Uma “coragem profética”

Se mais nada valer, que impere a ideia de uma “coragem profética” onde já tudo falhou.

Numa região que lhe é familiar, o Papa Francisco ultrapassou em escassos dias marcos históricos aparentemente inabaláveis. No México, foi recebido no Palácio Nacional e por um presidente do PRI, partido de origem anticlerical que domina a vida política mexicana dos últimos 75 anos (recepção histórica, nunca antes protagonizada por qualquer Papa, num país que só restabeleceu relações diplomáticas com o Vaticano em 1992). E em Cuba, num encontro-relâmpago, cujos preparativos foram mantidos em segredo durante vários meses, abraçou o chefe da Igreja Ortodoxa Russa, o Patriarca Kirill (depois do cisma de 1054, há quase mil anos, nunca tal havia sucedido).

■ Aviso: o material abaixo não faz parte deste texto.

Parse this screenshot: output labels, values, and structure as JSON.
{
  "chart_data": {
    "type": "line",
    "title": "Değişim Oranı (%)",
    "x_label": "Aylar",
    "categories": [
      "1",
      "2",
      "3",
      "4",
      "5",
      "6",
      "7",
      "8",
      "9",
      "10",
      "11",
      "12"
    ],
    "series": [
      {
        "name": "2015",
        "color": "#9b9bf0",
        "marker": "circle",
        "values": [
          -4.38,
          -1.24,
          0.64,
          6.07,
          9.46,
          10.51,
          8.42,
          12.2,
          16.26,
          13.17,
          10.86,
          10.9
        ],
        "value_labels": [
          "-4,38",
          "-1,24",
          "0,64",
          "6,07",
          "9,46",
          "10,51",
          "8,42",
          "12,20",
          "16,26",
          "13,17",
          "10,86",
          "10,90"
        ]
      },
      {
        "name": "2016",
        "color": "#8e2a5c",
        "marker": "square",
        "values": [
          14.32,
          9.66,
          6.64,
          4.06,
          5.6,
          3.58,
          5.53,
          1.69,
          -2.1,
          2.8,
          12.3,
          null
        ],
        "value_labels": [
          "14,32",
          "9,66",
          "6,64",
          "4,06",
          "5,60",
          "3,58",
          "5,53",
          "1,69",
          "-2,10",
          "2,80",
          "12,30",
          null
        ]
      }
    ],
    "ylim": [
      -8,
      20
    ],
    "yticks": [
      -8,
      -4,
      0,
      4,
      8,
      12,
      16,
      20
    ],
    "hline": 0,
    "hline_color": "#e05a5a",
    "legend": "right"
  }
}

Aqui, aproximou-os a desgraça: as perseguições aos cristãos no Médio Oriente, já antigas mas acirradas pelas vagas mais recentes do terrorismo. E isso tornou possível que, além do seu inédito encontro, os líderes da Igreja Católica e da Igreja Ortodoxa russa assinassem um documento conjunto pedindo a protecção dos cristãos perseguidos. Kirill disse ter a sensação de que o encontro se dava “no tempo certo, no local certo”, e até isso se reveste de alguma ironia histórica: Cuba, em cujo aeroporto se deu o encontro, transitou nestas décadas de aliada da extinta União Soviética para a reconciliação com Washington num processo em que se envolveu o Vaticano, de João Paulo II até Francisco.

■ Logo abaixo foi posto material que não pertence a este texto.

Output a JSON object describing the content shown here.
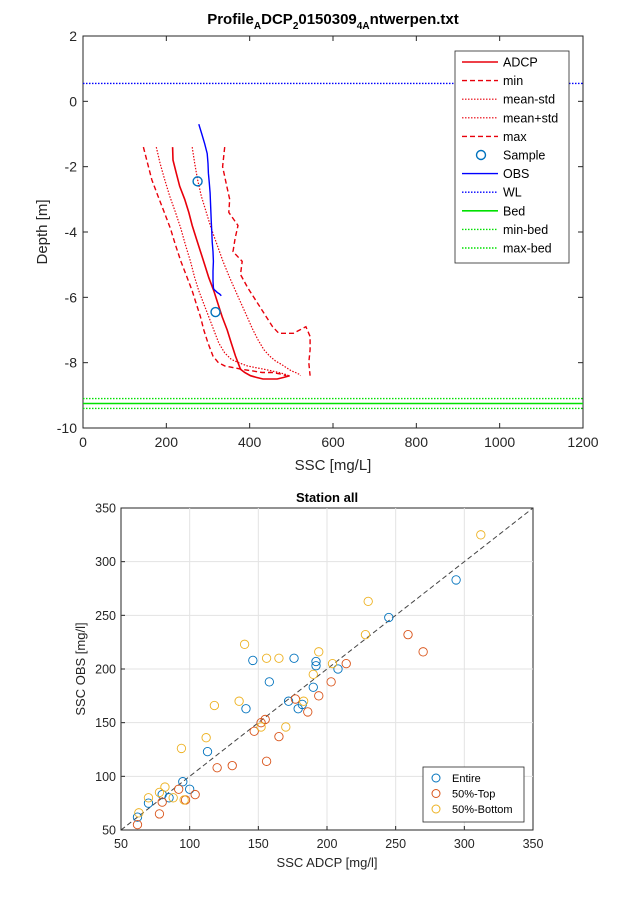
{
  "chart_data": [
    {
      "type": "line",
      "title": {
        "main": "Profile",
        "sub1": "A",
        "mid1": "DCP",
        "sub2": "2",
        "mid2": "0150309",
        "sub3": "4A",
        "end": "ntwerpen.txt"
      },
      "xlabel": "SSC [mg/L]",
      "ylabel": "Depth [m]",
      "xlim": [
        0,
        1200
      ],
      "ylim": [
        -10,
        2
      ],
      "xticks": [
        "0",
        "200",
        "400",
        "600",
        "800",
        "1000",
        "1200"
      ],
      "yticks": [
        "-10",
        "-8",
        "-6",
        "-4",
        "-2",
        "0",
        "2"
      ],
      "grid": false,
      "legend_position": "top-right",
      "legend": [
        "ADCP",
        "min",
        "mean-std",
        "mean+std",
        "max",
        "Sample",
        "OBS",
        "WL",
        "Bed",
        "min-bed",
        "max-bed"
      ],
      "colors": {
        "adcp": "#e8000b",
        "obs": "#0000ff",
        "wl": "#0000ff",
        "bed": "#00e000",
        "sample_edge": "#0072bd"
      },
      "series": [
        {
          "key": "adcp",
          "style": "solid",
          "x": [
            215,
            216,
            224,
            232,
            244,
            254,
            262,
            272,
            282,
            292,
            302,
            314,
            324,
            334,
            346,
            356,
            366,
            378,
            388,
            402,
            416,
            432,
            448,
            466,
            482,
            496
          ],
          "y": [
            -1.4,
            -1.8,
            -2.2,
            -2.6,
            -3.0,
            -3.4,
            -3.8,
            -4.2,
            -4.6,
            -5.0,
            -5.4,
            -5.8,
            -6.2,
            -6.6,
            -7.0,
            -7.4,
            -7.8,
            -8.2,
            -8.3,
            -8.4,
            -8.45,
            -8.5,
            -8.5,
            -8.5,
            -8.45,
            -8.4
          ]
        },
        {
          "key": "min",
          "style": "dashed",
          "x": [
            145,
            155,
            165,
            180,
            195,
            210,
            222,
            235,
            250,
            262,
            272,
            282,
            290,
            300,
            312,
            325,
            340,
            360,
            380,
            405,
            430,
            455,
            475,
            488
          ],
          "y": [
            -1.4,
            -1.9,
            -2.4,
            -2.9,
            -3.4,
            -3.9,
            -4.4,
            -4.9,
            -5.4,
            -5.8,
            -6.2,
            -6.6,
            -7.0,
            -7.4,
            -7.8,
            -8.0,
            -8.1,
            -8.15,
            -8.2,
            -8.25,
            -8.3,
            -8.3,
            -8.35,
            -8.4
          ]
        },
        {
          "key": "mean-std",
          "style": "dotted",
          "x": [
            176,
            185,
            196,
            208,
            222,
            235,
            246,
            258,
            268,
            278,
            290,
            302,
            314,
            326,
            340,
            356,
            374,
            394,
            414,
            434,
            452,
            470,
            484,
            494
          ],
          "y": [
            -1.4,
            -1.9,
            -2.4,
            -2.9,
            -3.4,
            -3.9,
            -4.4,
            -4.9,
            -5.4,
            -5.8,
            -6.2,
            -6.6,
            -7.0,
            -7.4,
            -7.7,
            -7.9,
            -8.0,
            -8.1,
            -8.15,
            -8.2,
            -8.25,
            -8.3,
            -8.35,
            -8.4
          ]
        },
        {
          "key": "mean+std",
          "style": "dotted",
          "x": [
            262,
            268,
            275,
            284,
            296,
            308,
            322,
            336,
            352,
            366,
            380,
            394,
            408,
            420,
            434,
            448,
            462,
            476,
            488,
            500,
            510,
            518,
            522
          ],
          "y": [
            -1.4,
            -1.9,
            -2.4,
            -2.9,
            -3.4,
            -3.9,
            -4.4,
            -4.9,
            -5.4,
            -5.8,
            -6.2,
            -6.6,
            -7.0,
            -7.3,
            -7.6,
            -7.8,
            -7.95,
            -8.05,
            -8.15,
            -8.25,
            -8.3,
            -8.35,
            -8.4
          ]
        },
        {
          "key": "max",
          "style": "dashed",
          "x": [
            340,
            335,
            345,
            352,
            350,
            372,
            365,
            360,
            382,
            378,
            395,
            410,
            425,
            440,
            455,
            470,
            488,
            505,
            520,
            535,
            545,
            545,
            542,
            545
          ],
          "y": [
            -1.4,
            -2.0,
            -2.6,
            -3.0,
            -3.4,
            -3.8,
            -4.2,
            -4.6,
            -4.9,
            -5.3,
            -5.7,
            -6.0,
            -6.3,
            -6.6,
            -6.9,
            -7.1,
            -7.1,
            -7.1,
            -7.0,
            -6.9,
            -7.2,
            -7.6,
            -8.0,
            -8.4
          ]
        },
        {
          "key": "obs",
          "style": "solid",
          "x": [
            278,
            285,
            292,
            298,
            300,
            301,
            303,
            305,
            306,
            307,
            308,
            309,
            310,
            312,
            313,
            312,
            312,
            313,
            314,
            318,
            322,
            328,
            332
          ],
          "y": [
            -0.7,
            -1.0,
            -1.3,
            -1.6,
            -1.9,
            -2.2,
            -2.5,
            -2.8,
            -3.1,
            -3.4,
            -3.7,
            -4.0,
            -4.3,
            -4.6,
            -4.9,
            -5.2,
            -5.5,
            -5.7,
            -5.75,
            -5.8,
            -5.85,
            -5.9,
            -5.95
          ]
        },
        {
          "key": "wl",
          "style": "dotted",
          "x": [
            0,
            1200
          ],
          "y": [
            0.55,
            0.55
          ]
        },
        {
          "key": "bed",
          "style": "solid",
          "x": [
            0,
            1200
          ],
          "y": [
            -9.25,
            -9.25
          ]
        },
        {
          "key": "min-bed",
          "style": "dotted",
          "x": [
            0,
            1200
          ],
          "y": [
            -9.1,
            -9.1
          ]
        },
        {
          "key": "max-bed",
          "style": "dotted",
          "x": [
            0,
            1200
          ],
          "y": [
            -9.4,
            -9.4
          ]
        }
      ],
      "samples": {
        "x": [
          275,
          318
        ],
        "y": [
          -2.45,
          -6.45
        ]
      }
    },
    {
      "type": "scatter",
      "title": "Station all",
      "xlabel": "SSC ADCP [mg/l]",
      "ylabel": "SSC OBS [mg/l]",
      "xlim": [
        50,
        350
      ],
      "ylim": [
        50,
        350
      ],
      "xticks": [
        "50",
        "100",
        "150",
        "200",
        "250",
        "300",
        "350"
      ],
      "yticks": [
        "50",
        "100",
        "150",
        "200",
        "250",
        "300",
        "350"
      ],
      "grid": true,
      "legend_position": "bottom-right",
      "reference_line": "1:1 dashed",
      "series": [
        {
          "name": "Entire",
          "color": "#0072bd",
          "points": [
            [
              62,
              62
            ],
            [
              70,
              75
            ],
            [
              80,
              83
            ],
            [
              85,
              80
            ],
            [
              95,
              95
            ],
            [
              100,
              88
            ],
            [
              113,
              123
            ],
            [
              141,
              163
            ],
            [
              146,
              208
            ],
            [
              158,
              188
            ],
            [
              172,
              170
            ],
            [
              176,
              210
            ],
            [
              179,
              163
            ],
            [
              182,
              167
            ],
            [
              190,
              183
            ],
            [
              192,
              203
            ],
            [
              192,
              207
            ],
            [
              208,
              200
            ],
            [
              245,
              248
            ],
            [
              294,
              283
            ]
          ]
        },
        {
          "name": "50%-Top",
          "color": "#d95319",
          "points": [
            [
              62,
              55
            ],
            [
              78,
              65
            ],
            [
              80,
              76
            ],
            [
              92,
              88
            ],
            [
              97,
              78
            ],
            [
              104,
              83
            ],
            [
              120,
              108
            ],
            [
              131,
              110
            ],
            [
              147,
              142
            ],
            [
              152,
              150
            ],
            [
              155,
              153
            ],
            [
              156,
              114
            ],
            [
              165,
              137
            ],
            [
              177,
              172
            ],
            [
              186,
              160
            ],
            [
              194,
              175
            ],
            [
              203,
              188
            ],
            [
              214,
              205
            ],
            [
              259,
              232
            ],
            [
              270,
              216
            ]
          ]
        },
        {
          "name": "50%-Bottom",
          "color": "#edb120",
          "points": [
            [
              63,
              66
            ],
            [
              70,
              80
            ],
            [
              78,
              85
            ],
            [
              82,
              90
            ],
            [
              88,
              80
            ],
            [
              94,
              126
            ],
            [
              96,
              78
            ],
            [
              112,
              136
            ],
            [
              118,
              166
            ],
            [
              136,
              170
            ],
            [
              140,
              223
            ],
            [
              152,
              146
            ],
            [
              156,
              210
            ],
            [
              165,
              210
            ],
            [
              170,
              146
            ],
            [
              183,
              170
            ],
            [
              190,
              195
            ],
            [
              194,
              216
            ],
            [
              204,
              205
            ],
            [
              228,
              232
            ],
            [
              230,
              263
            ],
            [
              312,
              325
            ]
          ]
        }
      ]
    }
  ]
}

Mas foi no México que o Papa pediu aos padres locais uma “coragem profética”, dizendo que face ao narcotráfico e à violência não será mais possível “aos pastores da Igreja” refugiarem-se “atrás de simples denúncias”. Isto pediu-o aos padres. Aos políticos, no palácio presidencial, pediu o que dificilmente será cumprido ou escutado: que abandonem os privilégios e garantam “justiça real” e segurança aos seus cidadãos: “De cada vez que optamos pela via do privilégio e dos benefícios para nós próprios, mais cedo ou mais tarde a sociedade torna-se um terreno fértil para a corrupção, o tráfico de droga, a exclusão das diferentes culturas, a violência, o tráfico de seres humanos, a morte.”

“Uma lufada de ar fresco para a tristeza perene do México”, comentou, segundo o jornal El País, a escritora e jornalista mexicana Guadalupe Loaeza. E a “lufada de ar fesco”, na pessoa do Papa Francisco, tem pontos ainda mais “quentes” no seu roteiro mexicano para visitar. Como Chiapas ou mártir Ciudad Juárez, cemitério de milhares de inocentes e palco de inomináveis crimes.

Se mais nada valer, que impere a ideia de uma “coragem profética” onde já tudo falhou.